Michael knew it was his father on the phone.

Karen looked at him across the room, hesitated a second, then offered the receiver to him. “You want to talk?”

He thought about it.

Home, he thought.

The apartment by the lake.

Two different places.

Michael shook his head. “Tell him—”

“What?”

“Tell him thanks but I’m okay. Tell him I’m looking out for myself. Tell him…” Long beat, and then Michael smiled a little. “Tell him maybe I’ll come see him someday.”

Karen nodded solemnly. “Anything else?”

“Tell him goodbye.”

Chapter Twenty-eight

The little Durant ran on gasoline, and that wasn’t a common fuel here, but they drove as far as they could down a broad highway marked Camino del Mar, and when the tank ran dry they peddled the car to a scrap-metal dealer for a handful of Commonwealth money —enough to get by on for a while. The city down the road, the scrap dealer said, was Ciudad San Francisco, and there was work there… you could get by in English if you didn’t know Nahuatl or Spanish. Michael said that sounded good but that ultimately they would probably be heading East.

“To each his own.” The scrap dealer opened the hood of the Durant and gazed inside with patient puzzlement. “Personally, I hate snow.”

Michael and Emmett played funny, clumsy guitar duets at the back of the northbound bus. Karen listened a while, to the music and then to the rumble of tires on pavement.

Almost dark now, the last daylight washing up this windy road, this folded coast. Tall pines and mountain shadows and a sky as broad and clean as the ringing of a bell. It was strange, she thought. Not just this place, but everything. You try to lead a decent life, maybe make the world a little better. And then you find out how powerful all the bad things are, how weak you are in the face of that. And so you think you’re doomed to do it all over again, make the same mistakes everybody made for the last hundred thousand years… you live with that, admitting it or not, but with that defeat inside you, a black kernel of unhappiness.

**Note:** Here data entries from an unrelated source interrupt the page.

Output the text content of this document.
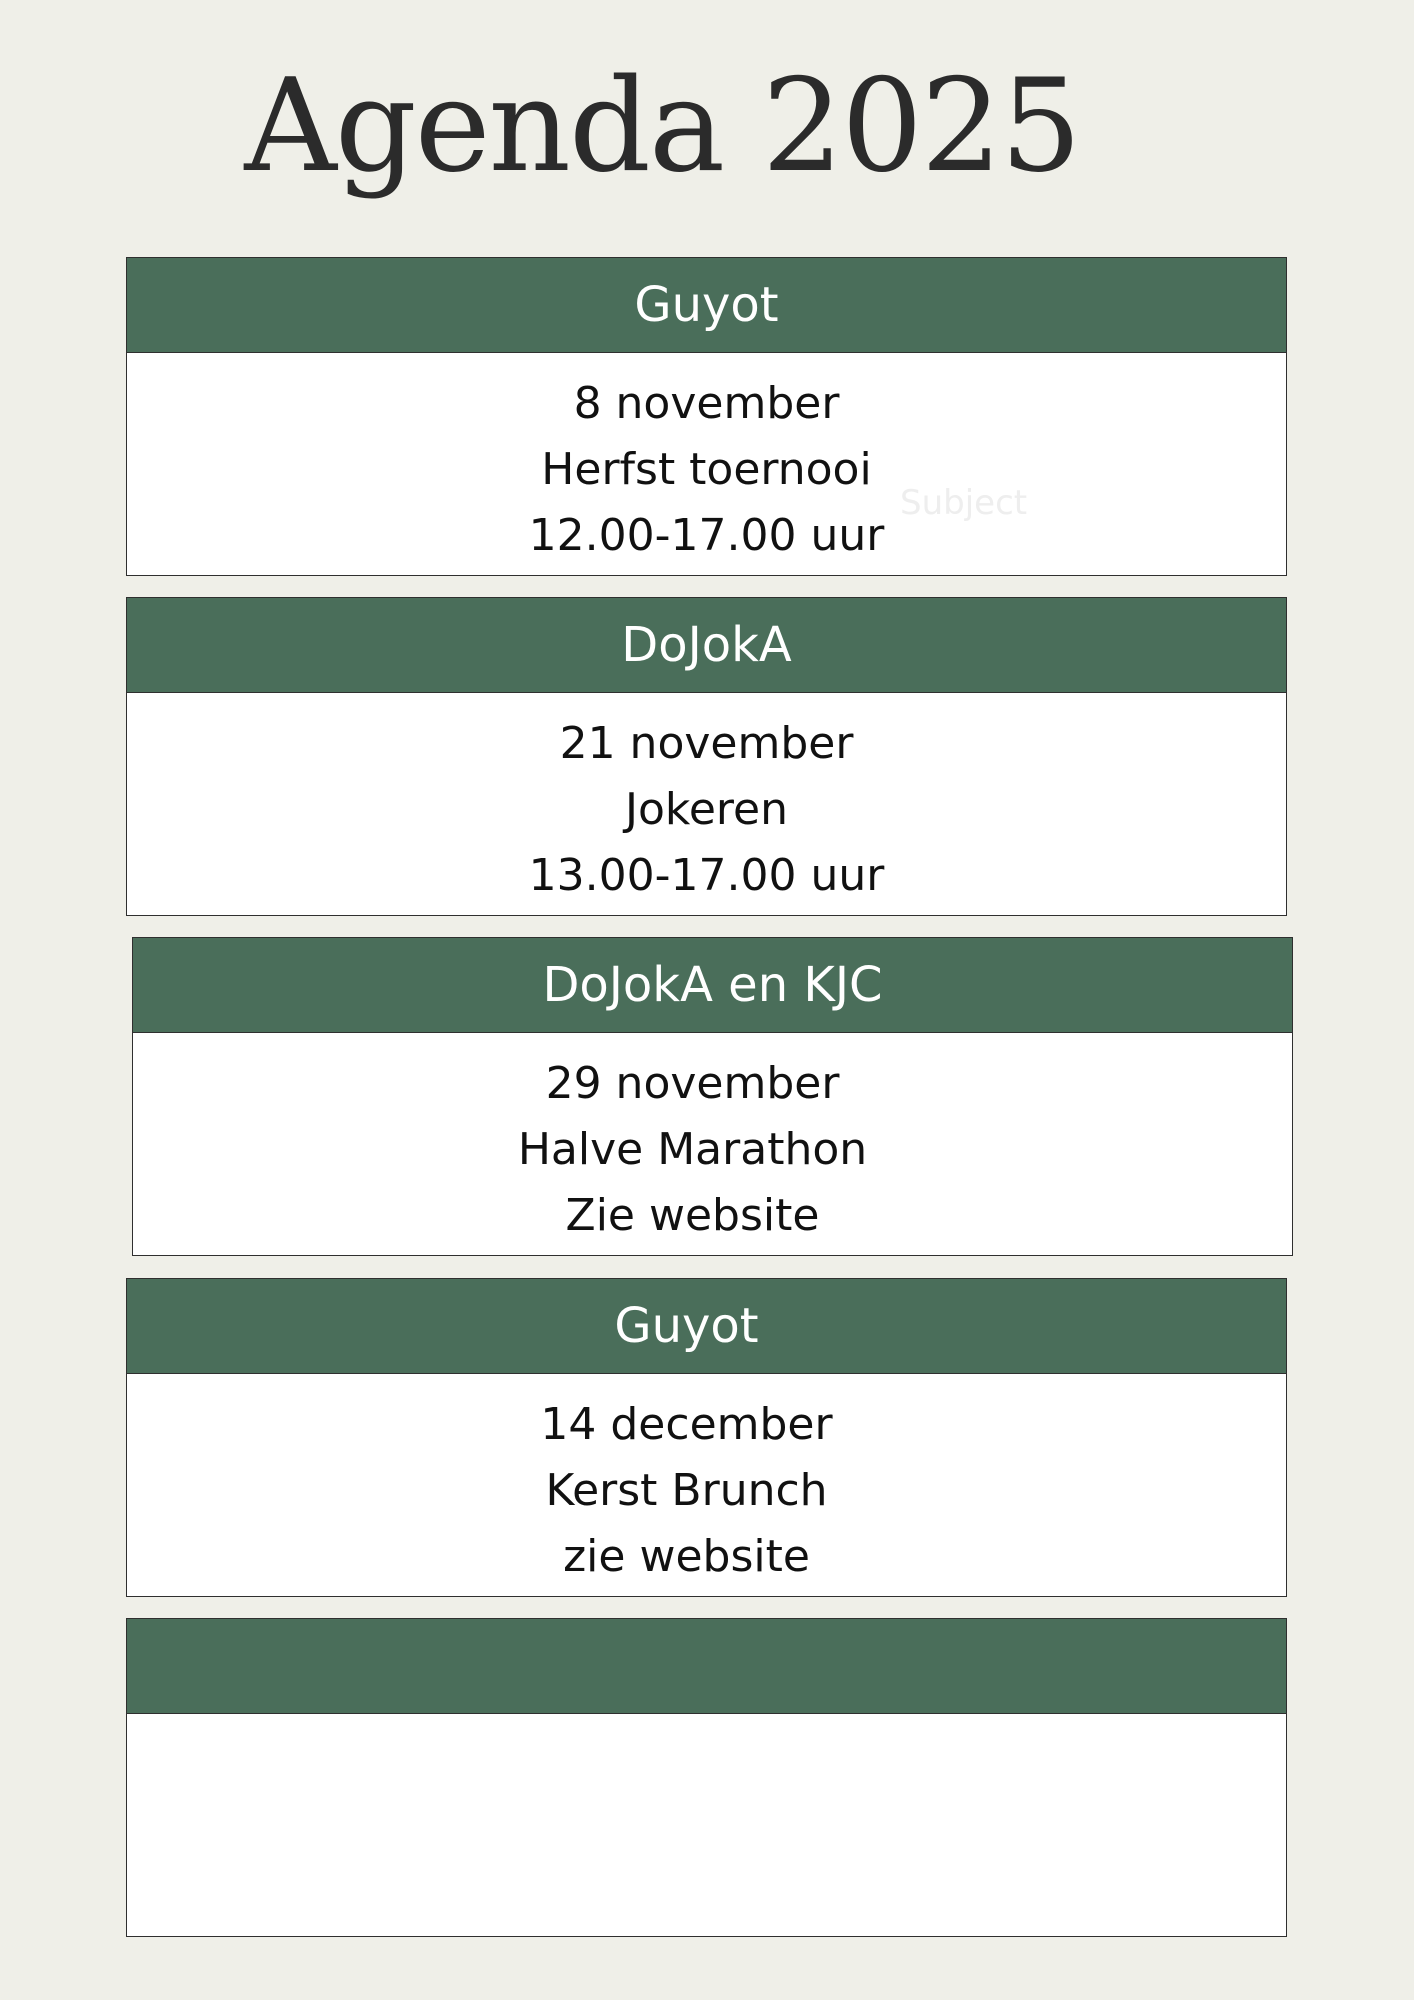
Agenda 2025
Guyot
8 november
Herfst toernooi
12.00-17.00 uur
Subject
DoJokA
21 november
Jokeren
13.00-17.00 uur
DoJokA en KJC
29 november
Halve Marathon
Zie website
Guyot
14 december
Kerst Brunch
zie website
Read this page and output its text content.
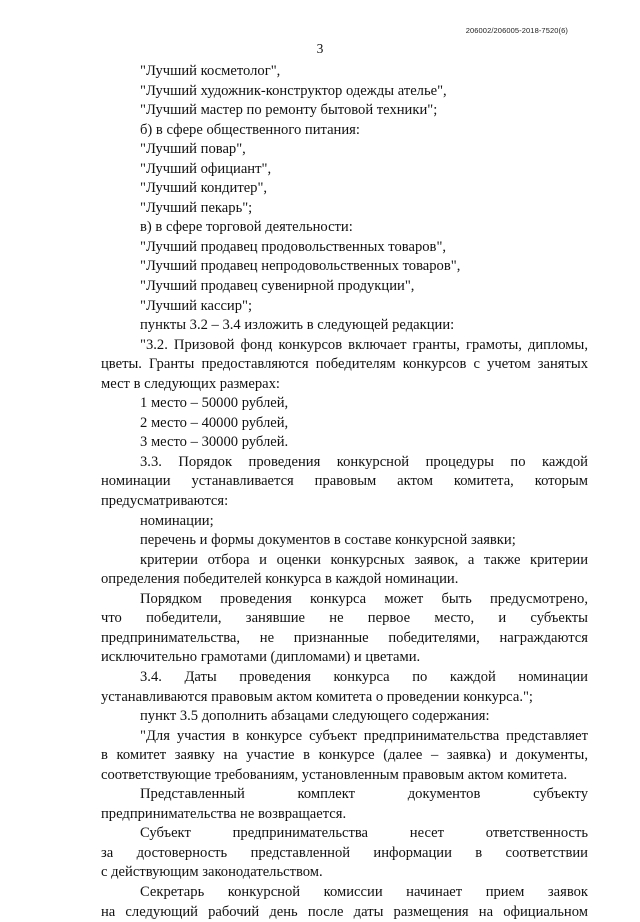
206002/206005-2018-7520(6)
3
"Лучший косметолог",
"Лучший художник-конструктор одежды ателье",
"Лучший мастер по ремонту бытовой техники";
б) в сфере общественного питания:
"Лучший повар",
"Лучший официант",
"Лучший кондитер",
"Лучший пекарь";
в) в сфере торговой деятельности:
"Лучший продавец продовольственных товаров",
"Лучший продавец непродовольственных товаров",
"Лучший продавец сувенирной продукции",
"Лучший кассир";
пункты 3.2 – 3.4 изложить в следующей редакции:
"3.2. Призовой фонд конкурсов включает гранты, грамоты, дипломы,
цветы. Гранты предоставляются победителям конкурсов с учетом занятых
мест в следующих размерах:
1 место – 50000 рублей,
2 место – 40000 рублей,
3 место – 30000 рублей.
3.3. Порядок проведения конкурсной процедуры по каждой
номинации устанавливается правовым актом комитета, которым
предусматриваются:
номинации;
перечень и формы документов в составе конкурсной заявки;
критерии отбора и оценки конкурсных заявок, а также критерии
определения победителей конкурса в каждой номинации.
Порядком проведения конкурса может быть предусмотрено,
что победители, занявшие не первое место, и субъекты
предпринимательства, не признанные победителями, награждаются
исключительно грамотами (дипломами) и цветами.
3.4. Даты проведения конкурса по каждой номинации
устанавливаются правовым актом комитета о проведении конкурса.";
пункт 3.5 дополнить абзацами следующего содержания:
"Для участия в конкурсе субъект предпринимательства представляет
в комитет заявку на участие в конкурсе (далее – заявка) и документы,
соответствующие требованиям, установленным правовым актом комитета.
Представленный комплект документов субъекту
предпринимательства не возвращается.
Субъект предпринимательства несет ответственность
за достоверность представленной информации в соответствии
с действующим законодательством.
Секретарь конкурсной комиссии начинает прием заявок
на следующий рабочий день после даты размещения на официальном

But maybe—and here was this new thought again —maybe it wasn’t true. Maybe if it was true she wouldn’t be here. Maybe the wheel does roll uphill.

Cool air along this mountainous ocean road. She pulled her sweater close around her. Laura was sleeping now; the bus was quiet. Karen thought about her natural parents, who had died at Walker’s hands. They had escaped the narrow cells of the Novus Ordo and found a town called Burleigh; Laura had discovered Turquoise Beach… and Michael had found this place, this quilted, radiant frontier world. A door, she thought, that hope had opened out of fear, imagination out of failure. And maybe that was the only door that really mattered.

The road veered to the right, a gentle rocking, and Karen looked out across the western ocean, which was still called the Pacific, and closed her eyes; and slept at last dreamlessly as the bus rolled down the angles of the night into the morning.